Some analysts say the pushback has made the Obama administration more cautious on Honduras. Secretary of State Hillary Rodham Clinton said in an interview last month, however, that U.S. efforts to seek a negotiated solution have "certainly put us on the right side of the dispute."

The Honduran crisis began when Zelaya, a rancher who had positioned himself as a champion of the poor, was arrested by soldiers and whisked out of the country on a military plane. Obama quickly joined the rest of the hemisphere's leaders in declaring that "the coup was not legal."

In the next few days, though, it became clear that this was no typical Latin American military coup. The Honduran Supreme Court revealed that the military was acting on an arrest warrant it had issued for Zelaya on charges that included treason. The accusations stemmed from his campaign for constitutional reform, which many Hondurans saw as an effort to entrench himself in power. Although the arrest may have been legitimate, the military's expulsion of Zelaya was a "direct violation" of the constitution, according to an analysis by the U.S. Congress's legal research arm.

Clinton has backed a plan that would reinstate Zelaya with reduced powers until the end of his term in January. Roberto Micheletti, who has assumed the Honduran presidency, has rejected the plan. Isolated internationally, Micheletti and his supporters have taken their case to the U.S. Congress.

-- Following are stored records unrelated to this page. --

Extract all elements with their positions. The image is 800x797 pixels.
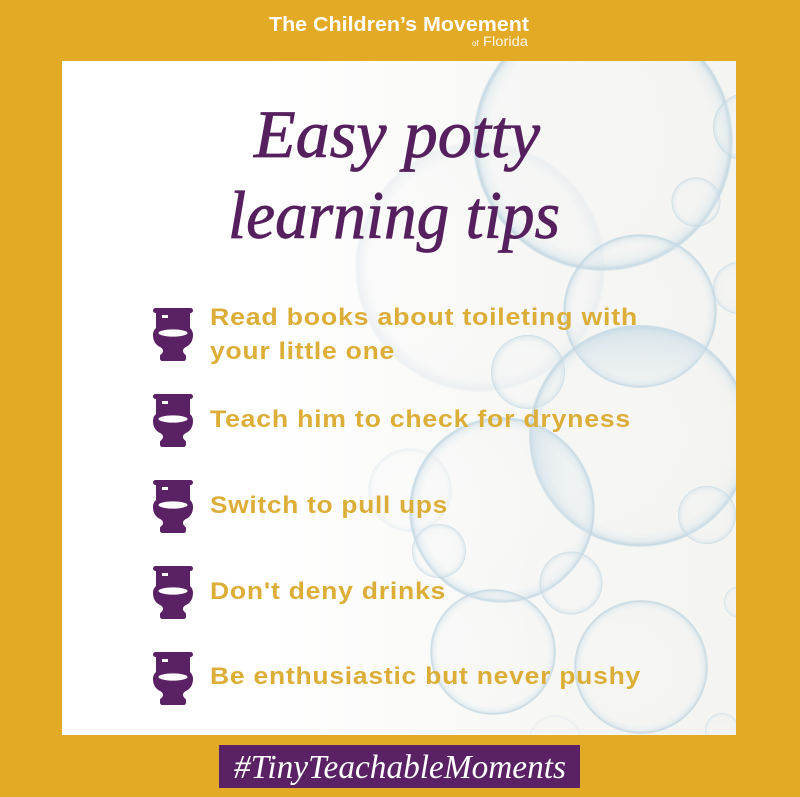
- tip 1 text: [210, 304, 638, 365]
- header logo: The Children's Movement of Florida: The Children’s Movement: [269, 14, 529, 36]
- tip 4 text: Don't deny drinks: [210, 578, 446, 605]
- tip 1 text: your little one: [210, 338, 395, 365]
- title: Easy potty learning tips: [228, 96, 560, 253]
- tip 3: [153, 480, 448, 533]
- tip 1: [153, 304, 638, 365]
- icon: toilet 4: [153, 566, 193, 619]
- header logo: The Children's Movement of Florida: [269, 14, 529, 49]
- icon: toilet 1: [153, 308, 193, 361]
- icon: toilet 5: [153, 652, 193, 705]
- tip 1 text: Read books about toileting with: [210, 304, 638, 331]
- header logo: The Children's Movement of Florida: Florida: [483, 34, 529, 49]
- panel: white card with bubbles: [62, 61, 736, 735]
- header logo: The Children's Movement of Florida: of: [472, 39, 479, 48]
- icon: toilet 3: [153, 480, 193, 533]
- tip 5: [153, 652, 641, 705]
- title: Easy potty learning tips: learning tips: [228, 177, 560, 253]
- icon: toilet 2: [153, 394, 193, 447]
- tip 5 text: Be enthusiastic but never pushy: [210, 663, 641, 690]
- tip 4: [153, 566, 446, 619]
- tip 2: [153, 394, 631, 447]
- tip 3 text: Switch to pull ups: [210, 492, 448, 519]
- tip 2 text: Teach him to check for dryness: [210, 406, 631, 433]
- bubbles background: [356, 61, 736, 735]
- hashtag banner: #TinyTeachableMoments: [234, 749, 566, 786]
- title: Easy potty learning tips: Easy potty: [253, 96, 541, 172]
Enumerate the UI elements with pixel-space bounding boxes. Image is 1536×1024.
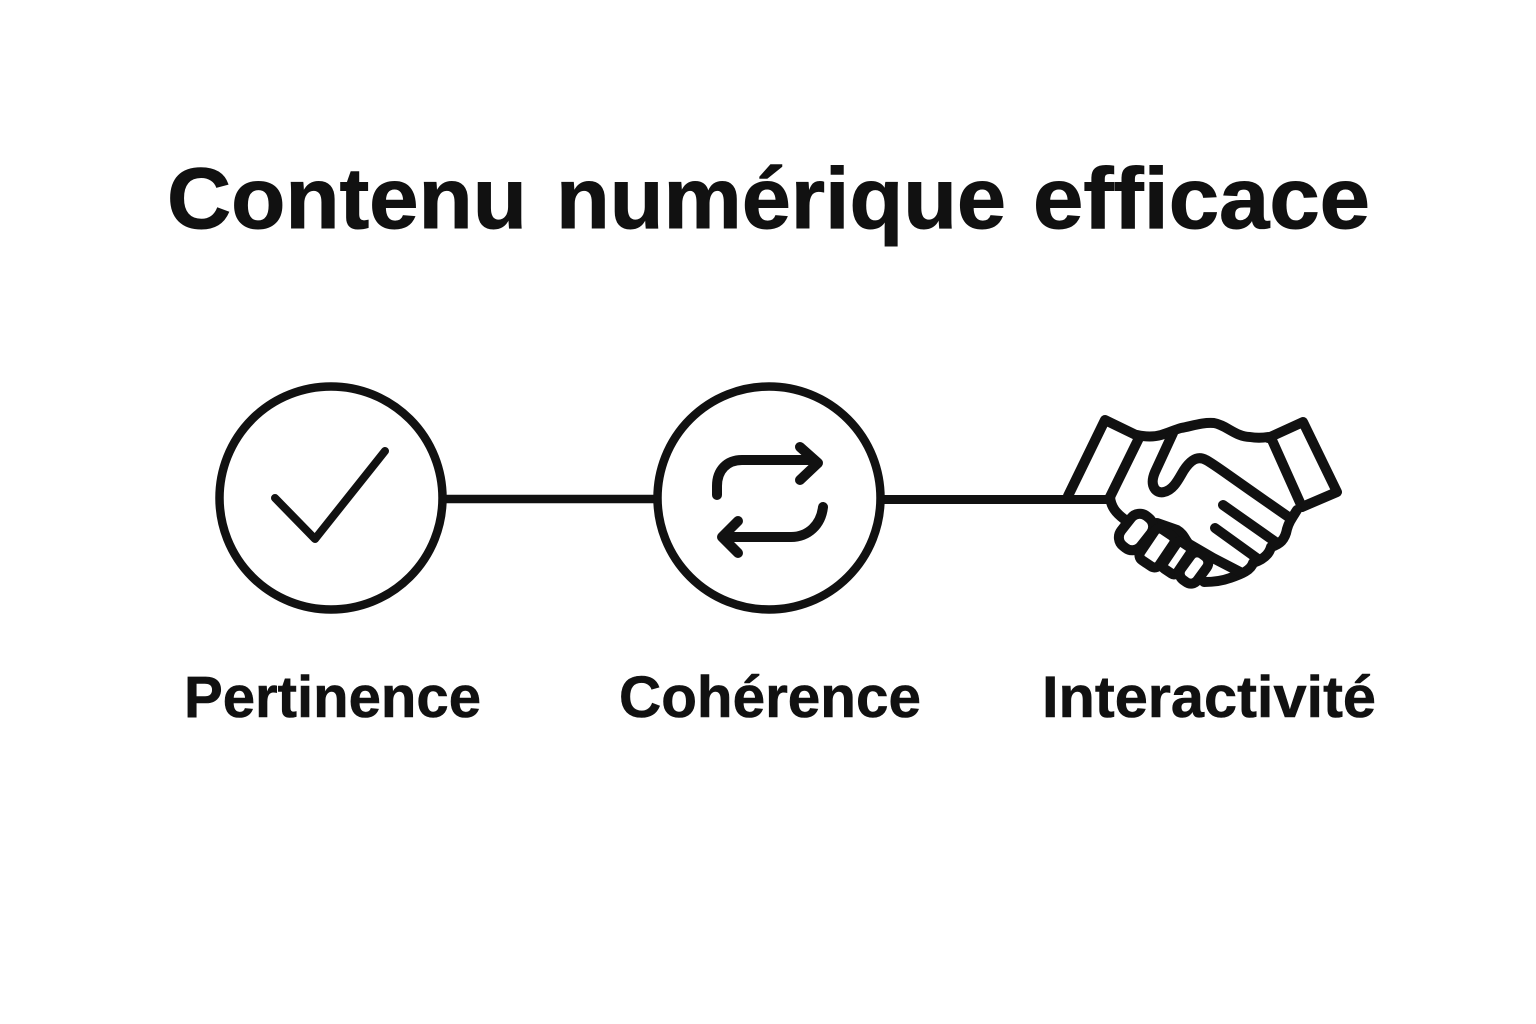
- title: numérique: [556, 151, 1006, 247]
- thumb and upper hand: [1153, 433, 1290, 518]
- icon: check mark in circle: [220, 386, 442, 610]
- label: Pertinence: Pertinence: [184, 665, 481, 730]
- title: [167, 151, 1370, 247]
- top contour of hands: [1137, 423, 1268, 438]
- icon: handshake: [1068, 420, 1337, 587]
- label: Cohérence: Cohérence: [619, 665, 921, 730]
- connector: cohérence to interactivité: [882, 495, 1112, 504]
- upper edge of knuckles: [1157, 523, 1240, 572]
- connector: pertinence to cohérence: [445, 495, 657, 503]
- fingers: [1223, 505, 1277, 543]
- left hand edge: [1110, 497, 1124, 519]
- left cuff: [1068, 420, 1139, 497]
- icon: cycle arrows in circle: [658, 386, 880, 610]
- title: efficace: [1033, 151, 1370, 247]
- lower right edge of hand: [1204, 510, 1297, 582]
- knuckles: [1114, 509, 1158, 555]
- title: Contenu: [167, 151, 527, 247]
- label: Interactivité: Interactivité: [1042, 665, 1376, 730]
- right cuff: [1268, 422, 1337, 507]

A group of Honduran businessmen backing Micheletti hired Roger F. Noriega, a top Latin America official in the Bush administration, to organize a meeting in July with Republican lawmakers. "It's the most senators I've seen in a room on Latin America in at least a decade," said Dan Fisk, another former Bush official who until recently was a Senate aide.

"What caught a number of senators' attention . . . is that all of a sudden you had the United States, Chávez and [Cuban leader Fidel] Castro on the same side," said Fisk, who has provided unpaid advice to DeMint's office. Fisk and Noriega have long been known as staunch opponents of Cuba's government and its supporters in Latin America.

Another group of Honduran businessmen hired Davis for a fee of at least $350,000. He wrangled an invitation to testify at a congressional hearing on Honduras in July and met with lawmakers from both parties. Davis said in an interview that he has not spoken to Clinton about Honduras and that he has backed her calls for a negotiated solution. In addition, the de facto government signed a $292,000 contract with a politically connected public relations firm in Washington.

Zelaya, in contrast, has relied largely on his ambassador in Washington to make contacts in Congress. "We don't have money to pay anyone. It's an unequal fight," said Ambassador Eduardo Enrique Reina.

For two months, DeMint has protested the Obama administration's Honduras policy by holding up a vote on its nominees for assistant secretary of state for Western Hemisphere affairs, Arturo Valenzuela, and ambassador to Brazil, Thomas A. Shannon Jr. The senator has built a following as an Obama critic, saying in July that conservatives could "break" the president by thwarting his health-care reform efforts. But DeMint denied he was using the Honduras issue to pummel the president. "This is not about Obama. This is about foreign policy," he said. "What I'm trying to do is get some of the facts on the table and encourage the administration to take a fair look.